Hal apa yang memang bisa kami komentari tentang netizen, padahal kami seluruh anggota berasal dari netizen
Tapi barangkali di sini kita mau bahas netizen yang hobi komentar dan nyinyir, lebih-lebih terhadap orang yang enggak dikenal – iya, orang-orang yang somehow punyai selagi dan tenaga untuk komentar di akun-akun Instagram artis atau ceramah berkenaan ‘menutup aurat’ bersama dalih ‘saling mengingatkan’ padahal mah emang pengin keluar mulia aja.
Seperti komentar seorang mantan jurnalis Delia, Saya pernah menjadi korban jahat komentar netizen waktu menjadi jurnalis Rappler. Kenapa ya, setiap kali aku meliput atau ngomongin isu sosial pasti ada saja yang komentar, entah perihal subjek beritanya atau yang paling gawat ya jikalau kembali nulis opini — aku yang kena.
Sakit hati? Iya. Tapi memang aku lebih marah karena kok ya masyarakat bodoh-bodoh amat dan bebel jikalau dikasih tahu.
Saya enggak mau munafik, komentar-komentar netizen sebenarnya sering kadang menjadi hiburan tersendiri. Ngaku deh, kamu terhitung sering membuka post Instagram selebgram cuma gara-gara ingin baca hujatan kan?
Ironis bangsa ini yang menganut demokrasi namun tidak benar kaprah apalagi pasca reformasi jamannya jaman Jokowi merasa dari pejabat publik sampai penduduk dan kalangan kaum muda berani yang cenderung kebablasan dan hobi nyinyir, kita nyaris membiarkan tata kesopanan didalam memperlakukan sesama kita. Pentingnya memelihara mulut kita sebab kata-kata menyatakan kualitas diri seseorang. Jangan mengkritik karya orang agar membuat dirimu sendiri lupa berkarya.
Mereka adalah Fahri Hamzah dan Fadli Zon. Keduanya orang ini pantas mendapat gelar pelopor budaya nyinyir di Indonesia. Keduanya terlalu hobi sekali nyinyir kepada Presiden baik di dunia nyata maupun di media sosial. Karena mereka lah, masyarakat ikut-ikutan untuk nyinyir kepada Jokowi. Karena merekalah, penduduk tidak mempunyai rasa hormat kepada Jokowi.
Mereka menguntungkan menjadi bagian DPR di sementara presidennya Jokowi. Keduanya sanggup melampiaskan nafsu nyinyirnya bersama puas. Jokowi tak pernah sekalipun mempermasalahkan
nyinyiran mereka gara-gara sebetulnya tidak level. Waktu Jokowi lebih punya nilai berasal dari pada hanya mengomentari nyinyiran keduanya. Namun tidak sanggup dipungkiri, hobi nyinyir mereka sudah menyebar bagai virus ke tengah-tengah masyarakat.

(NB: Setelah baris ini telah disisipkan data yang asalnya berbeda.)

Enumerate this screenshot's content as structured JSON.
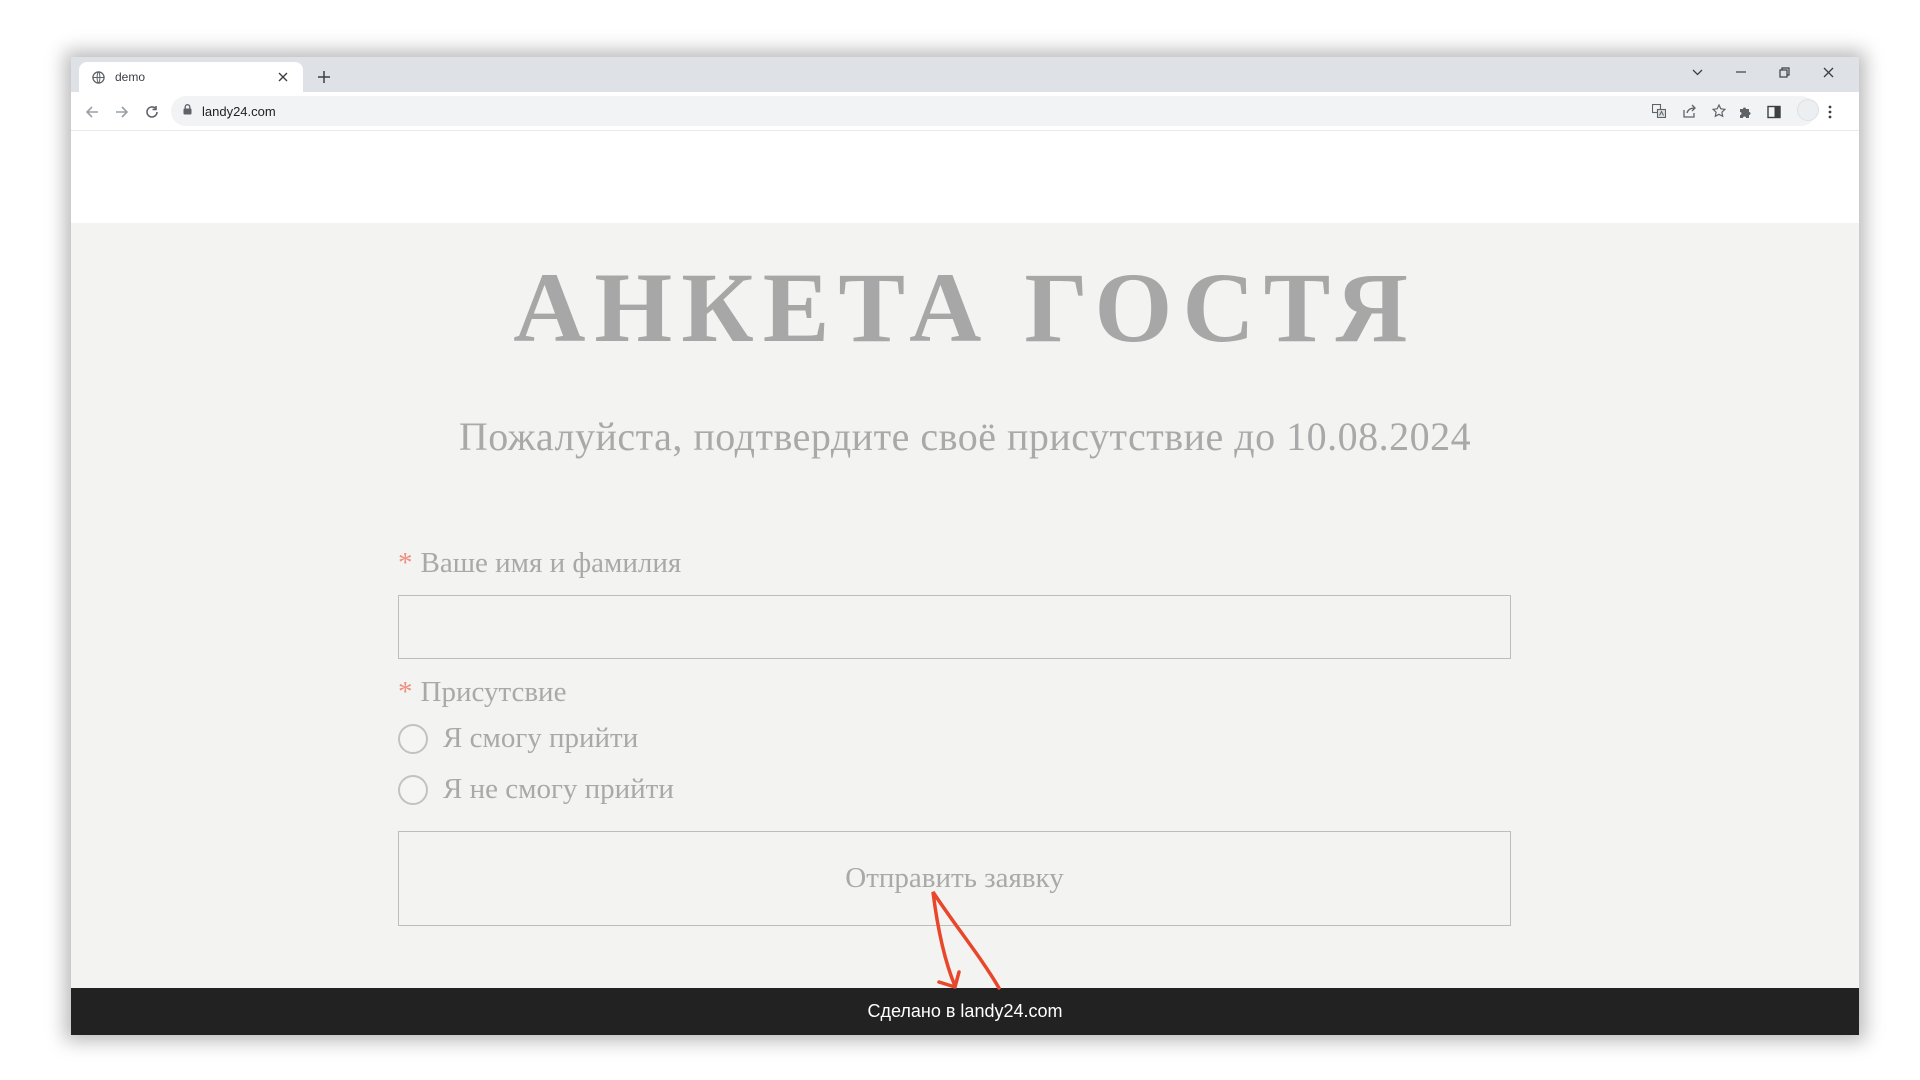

Hanya d di masa Jokowi, bagian DPR berani tidak cukup ajar pada presiden. Apalagi Jokowi hanya membebaskan hobi nyinyir para DPR dan bullying yang ditujukan padanya.

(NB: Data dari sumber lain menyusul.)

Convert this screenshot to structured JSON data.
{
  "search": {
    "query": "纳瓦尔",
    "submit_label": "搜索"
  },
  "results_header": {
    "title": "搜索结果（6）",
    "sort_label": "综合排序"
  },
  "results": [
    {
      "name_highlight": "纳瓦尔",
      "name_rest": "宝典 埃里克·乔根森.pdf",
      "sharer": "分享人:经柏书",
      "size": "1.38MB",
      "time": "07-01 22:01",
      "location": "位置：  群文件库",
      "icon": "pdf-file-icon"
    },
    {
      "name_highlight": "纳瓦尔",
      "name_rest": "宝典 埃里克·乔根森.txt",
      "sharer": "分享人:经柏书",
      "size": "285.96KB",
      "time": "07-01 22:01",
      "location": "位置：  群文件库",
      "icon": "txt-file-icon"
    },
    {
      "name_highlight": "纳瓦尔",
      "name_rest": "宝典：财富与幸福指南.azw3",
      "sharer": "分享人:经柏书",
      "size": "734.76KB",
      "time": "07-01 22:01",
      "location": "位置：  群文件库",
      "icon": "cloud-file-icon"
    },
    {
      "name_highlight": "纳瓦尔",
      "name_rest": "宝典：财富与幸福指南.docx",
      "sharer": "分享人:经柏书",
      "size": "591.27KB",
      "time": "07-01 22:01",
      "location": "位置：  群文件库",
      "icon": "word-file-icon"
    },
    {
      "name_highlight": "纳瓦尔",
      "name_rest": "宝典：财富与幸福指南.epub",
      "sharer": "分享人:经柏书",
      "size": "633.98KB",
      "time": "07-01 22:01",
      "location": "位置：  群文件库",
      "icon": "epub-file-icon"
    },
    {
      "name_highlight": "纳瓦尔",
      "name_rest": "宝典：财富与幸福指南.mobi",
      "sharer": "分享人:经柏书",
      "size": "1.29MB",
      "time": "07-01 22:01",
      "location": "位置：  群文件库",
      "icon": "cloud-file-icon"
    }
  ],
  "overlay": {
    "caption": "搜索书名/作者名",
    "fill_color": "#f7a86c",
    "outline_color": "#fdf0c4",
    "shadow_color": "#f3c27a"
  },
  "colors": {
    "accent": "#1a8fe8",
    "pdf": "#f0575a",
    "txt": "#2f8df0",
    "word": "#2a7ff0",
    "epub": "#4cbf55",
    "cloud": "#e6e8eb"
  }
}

Seandainya Jokowi seperti Suharto hampir mampu dipastikan takkan ada anggota DPR bahkan penduduk yang berani nyinyir.
Keunikan netizen sanggup terlihat baik juga sanggup terlihat jahat. Di satu segi patut diakui mereka memang senang membela nilai kebenaran dan kebajikan di dalam pandangan mereka, Tapi di lain sisi cara yang mereka pergunakan paling tidak senantiasa dapat membuat kami rajin ibadah, bukan begitu ya gaees?..
Membela kebenaran, bersama dengan langkah yang brutal. Mungkin itu pepatah yang pas bikin netizen.